The Garden of Red House
Red House and its garden were planned together to the extent that plant names were actually pencilled in to the drawings that the architect, Philip Webb, drew. These included white jasmine, roses, and passion flowers. Everything was done to protect the trees that had been in the orchard on which the House was built. Morris and Weeb shred the view that a house should be integrated with its surrounding landscape. Wendy Hitchmough has written, not extravagantly, that the 'house and its garden were inseparable ideologically, as a fusion of art and nature'. It is possible to think of the site of Red House as a number of rooms, some within the walls of the houseand some outside - with others (the two porches and the oriole window) being inside-outside. The current garden retains much of the spirt of the original garden and there are elements, such as the 'bowling green' on the west side that must be very similar. But the actual structure is a matter of much speculation and, since the house was bought by the National Trust, of research. Some of the garden has disappeared for development , some was added. The orchard on the west side was for a number of years (in the 1960s and 1970s) the possible site for further housing development.

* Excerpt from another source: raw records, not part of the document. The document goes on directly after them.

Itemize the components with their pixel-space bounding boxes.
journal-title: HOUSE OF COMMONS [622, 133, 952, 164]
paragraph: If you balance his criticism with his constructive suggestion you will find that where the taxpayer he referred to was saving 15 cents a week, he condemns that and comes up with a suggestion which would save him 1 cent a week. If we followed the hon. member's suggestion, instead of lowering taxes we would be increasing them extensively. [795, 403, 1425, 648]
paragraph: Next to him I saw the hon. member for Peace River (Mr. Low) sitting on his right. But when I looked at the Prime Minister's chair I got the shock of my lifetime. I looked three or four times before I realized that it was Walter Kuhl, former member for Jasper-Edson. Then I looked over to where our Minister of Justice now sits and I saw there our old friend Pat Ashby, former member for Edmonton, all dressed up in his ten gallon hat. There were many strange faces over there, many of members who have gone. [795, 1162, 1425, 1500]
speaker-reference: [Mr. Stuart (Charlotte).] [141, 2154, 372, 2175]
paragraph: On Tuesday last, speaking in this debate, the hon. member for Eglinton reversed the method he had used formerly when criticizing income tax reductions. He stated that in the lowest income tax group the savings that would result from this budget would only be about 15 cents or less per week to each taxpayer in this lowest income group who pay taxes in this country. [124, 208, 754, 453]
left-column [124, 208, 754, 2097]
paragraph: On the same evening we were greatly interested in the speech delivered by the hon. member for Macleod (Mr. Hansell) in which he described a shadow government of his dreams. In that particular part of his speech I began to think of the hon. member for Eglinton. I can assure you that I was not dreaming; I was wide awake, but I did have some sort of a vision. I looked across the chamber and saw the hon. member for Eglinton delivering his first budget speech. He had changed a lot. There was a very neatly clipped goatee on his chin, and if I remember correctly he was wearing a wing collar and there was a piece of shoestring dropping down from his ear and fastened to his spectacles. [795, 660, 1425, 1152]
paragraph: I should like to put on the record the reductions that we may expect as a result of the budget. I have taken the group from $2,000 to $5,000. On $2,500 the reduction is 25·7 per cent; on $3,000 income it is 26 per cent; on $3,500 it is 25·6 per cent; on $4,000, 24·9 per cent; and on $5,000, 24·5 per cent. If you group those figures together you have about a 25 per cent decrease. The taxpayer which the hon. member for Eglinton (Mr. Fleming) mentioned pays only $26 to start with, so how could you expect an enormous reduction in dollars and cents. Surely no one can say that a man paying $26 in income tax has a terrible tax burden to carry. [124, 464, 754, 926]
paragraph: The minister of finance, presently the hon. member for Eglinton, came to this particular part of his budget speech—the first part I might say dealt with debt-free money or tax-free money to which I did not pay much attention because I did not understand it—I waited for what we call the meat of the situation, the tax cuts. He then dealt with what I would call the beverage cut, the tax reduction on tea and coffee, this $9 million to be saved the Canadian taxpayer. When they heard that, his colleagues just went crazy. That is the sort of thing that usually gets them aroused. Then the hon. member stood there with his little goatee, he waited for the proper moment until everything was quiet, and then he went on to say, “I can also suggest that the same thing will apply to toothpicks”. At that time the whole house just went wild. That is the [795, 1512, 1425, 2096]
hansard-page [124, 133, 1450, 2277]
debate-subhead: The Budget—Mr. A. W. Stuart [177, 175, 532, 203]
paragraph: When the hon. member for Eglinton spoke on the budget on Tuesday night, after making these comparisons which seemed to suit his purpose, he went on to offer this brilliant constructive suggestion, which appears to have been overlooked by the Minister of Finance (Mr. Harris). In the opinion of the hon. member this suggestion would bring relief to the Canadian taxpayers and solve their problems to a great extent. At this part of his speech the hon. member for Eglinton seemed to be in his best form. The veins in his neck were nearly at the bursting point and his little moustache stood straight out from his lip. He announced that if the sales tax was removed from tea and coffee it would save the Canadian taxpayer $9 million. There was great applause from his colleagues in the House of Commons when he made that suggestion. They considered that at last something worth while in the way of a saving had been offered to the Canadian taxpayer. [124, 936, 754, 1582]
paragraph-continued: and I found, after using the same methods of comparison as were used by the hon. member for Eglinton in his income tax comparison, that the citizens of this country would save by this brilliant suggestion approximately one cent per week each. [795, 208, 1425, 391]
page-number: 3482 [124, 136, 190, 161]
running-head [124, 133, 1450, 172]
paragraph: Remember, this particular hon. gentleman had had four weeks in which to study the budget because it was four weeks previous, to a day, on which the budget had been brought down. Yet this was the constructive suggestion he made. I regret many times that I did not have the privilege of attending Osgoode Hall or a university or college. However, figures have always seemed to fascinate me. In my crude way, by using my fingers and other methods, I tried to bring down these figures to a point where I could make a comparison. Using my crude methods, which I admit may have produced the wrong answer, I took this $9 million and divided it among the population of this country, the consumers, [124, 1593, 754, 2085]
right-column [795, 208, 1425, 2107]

What is known is that originally there was a formal garden at the front of the house (the north side) which was described by Lethaby as the 'the first of the modern square-plot and trained hedge type, which is now well known'. This was broken up into four smaller square gardens, each of which was surrounded by rose-covered wattle fences. It was based on medieval garden forms with a sequence of semi-open gardens each of which presented themselvef to the viewer. Elsewhere trees were widely spaced, arranged in parallel lines with straight gravel paths and long grass walks between flower beds bordered by lavender and rosemary. For many the garden represents the start of the Arts and Crafts garden movement which was to be exemplified in the work of Willaim Robonson and Gertrude Jekyll. Indeed Fiona Maccarthy has suggested that the garden was more genuinely influential than the house in its impact on the development of the Arts and Crafts trends of the later part of the 19th century.